Watching "Meet the Press" today had me once again feeling that this human being, this man known as Robert F. Kennedy, was more than just a man. Here's the excerpt that knocked my socks off:
He gave a speech to the Voice of America all around the world 40 years ago. And despite what was going on in the country, particularly in Alabama, Bobby Kennedy said this: Things are "moving so fast in race relations, a Negro could be president in 40 years." This is in 1968, we're now in 2008. "There's no question about it," RFK said. "In the next 40 years a Negro can achieve the same position that my brother had." ... Kennedy said that prejudice exists and probably will continue to ... "But we have tried to make progress and we are making progress .... We are not going to accept the status quo." Extraordinarily prescient, which leads us to our "Meet the Press Minute" ....
(DK note: actually, it's more like 2.5 minutes, and please understand, for those of you under age 40, that Negro was a perfectly acceptable term for African-American back then; in fact it was the formal respectful word, a neutral word which black americans preferred):
I agonize over June 5-6 every year.
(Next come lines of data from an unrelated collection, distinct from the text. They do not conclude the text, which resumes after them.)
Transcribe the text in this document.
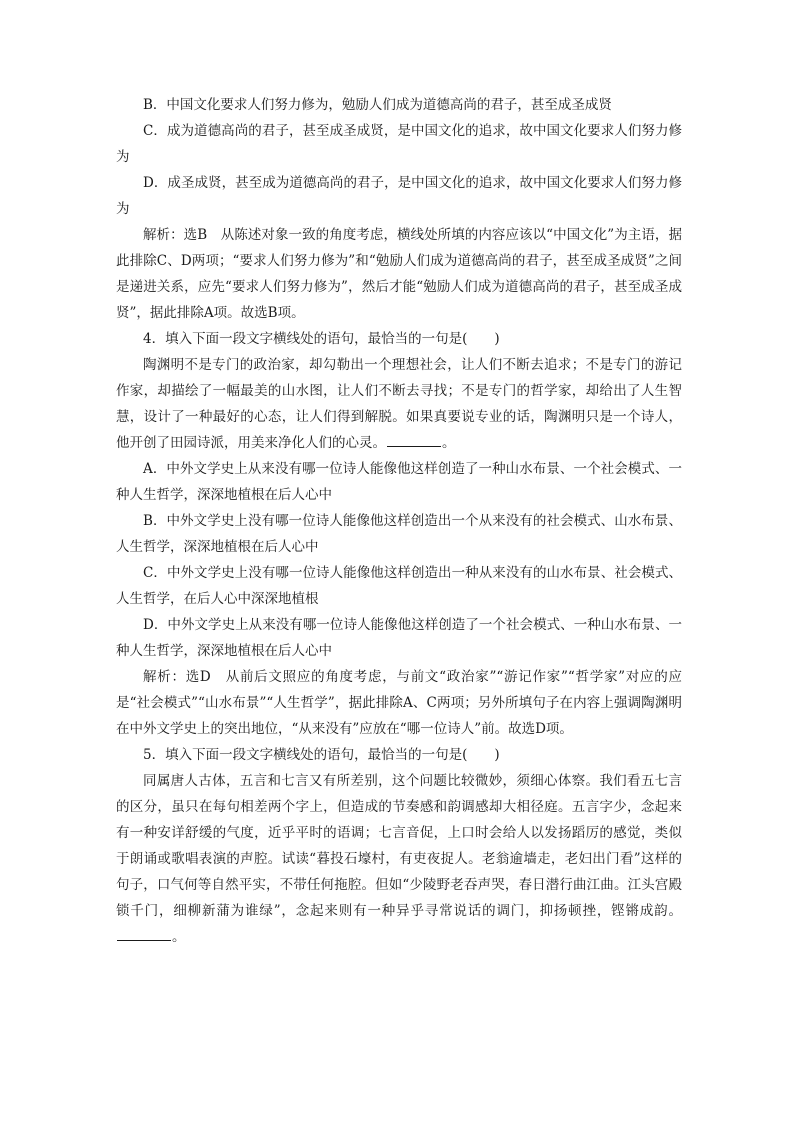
B．中国文化要求人们努力修为，勉励人们成为道德高尚的君子，甚至成圣成贤

C．成为道德高尚的君子，甚至成圣成贤，是中国文化的追求，故中国文化要求人们努力修为

D．成圣成贤，甚至成为道德高尚的君子，是中国文化的追求，故中国文化要求人们努力修为

解析：选B　从陈述对象一致的角度考虑，横线处所填的内容应该以“中国文化”为主语，据此排除C、D两项；“要求人们努力修为”和“勉励人们成为道德高尚的君子，甚至成圣成贤”之间是递进关系，应先“要求人们努力修为”，然后才能“勉励人们成为道德高尚的君子，甚至成圣成贤”，据此排除A项。故选B项。

4．填入下面一段文字横线处的语句，最恰当的一句是(　　)

陶渊明不是专门的政治家，却勾勒出一个理想社会，让人们不断去追求；不是专门的游记作家，却描绘了一幅最美的山水图，让人们不断去寻找；不是专门的哲学家，却给出了人生智慧，设计了一种最好的心态，让人们得到解脱。如果真要说专业的话，陶渊明只是一个诗人，他开创了田园诗派，用美来净化人们的心灵。	。

A．中外文学史上从来没有哪一位诗人能像他这样创造了一种山水布景、一个社会模式、一种人生哲学，深深地植根在后人心中

B．中外文学史上没有哪一位诗人能像他这样创造出一个从来没有的社会模式、山水布景、人生哲学，深深地植根在后人心中

C．中外文学史上没有哪一位诗人能像他这样创造出一种从来没有的山水布景、社会模式、人生哲学，在后人心中深深地植根

D．中外文学史上从来没有哪一位诗人能像他这样创造了一个社会模式、一种山水布景、一种人生哲学，深深地植根在后人心中

解析：选D　从前后文照应的角度考虑，与前文“政治家”“游记作家”“哲学家”对应的应是“社会模式”“山水布景”“人生哲学”，据此排除A、C两项；另外所填句子在内容上强调陶渊明在中外文学史上的突出地位，“从来没有”应放在“哪一位诗人”前。故选D项。

5．填入下面一段文字横线处的语句，最恰当的一句是(　　)

同属唐人古体，五言和七言又有所差别，这个问题比较微妙，须细心体察。我们看五七言的区分，虽只在每句相差两个字上，但造成的节奏感和韵调感却大相径庭。五言字少，念起来有一种安详舒缓的气度，近乎平时的语调；七言音促，上口时会给人以发扬蹈厉的感觉，类似于朗诵或歌唱表演的声腔。试读“暮投石壕村，有吏夜捉人。老翁逾墙走，老妇出门看”这样的句子，口气何等自然平实，不带任何拖腔。但如“少陵野老吞声哭，春日潜行曲江曲。江头宫殿锁千门，细柳新蒲为谁绿”，念起来则有一种异乎寻常说话的调门，抑扬顿挫，铿锵成韵。。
In November last year, I blogged about my memories of that day. I wasn't going to put them up again because, although the memories are timeless, the inspiration for that blog was the presidential candidates as they appeared to me & commenters at the time. If you want to read it, here is the link. The Title is "Sounds of Silence".
I know in my heart that RFK's prediction for 2008 will become fact. In 1968, I would've thought he was being extraordinarily conservative, yet here we are today, wondering if the wounds of the past have finally healed enough to allow us to realize the future.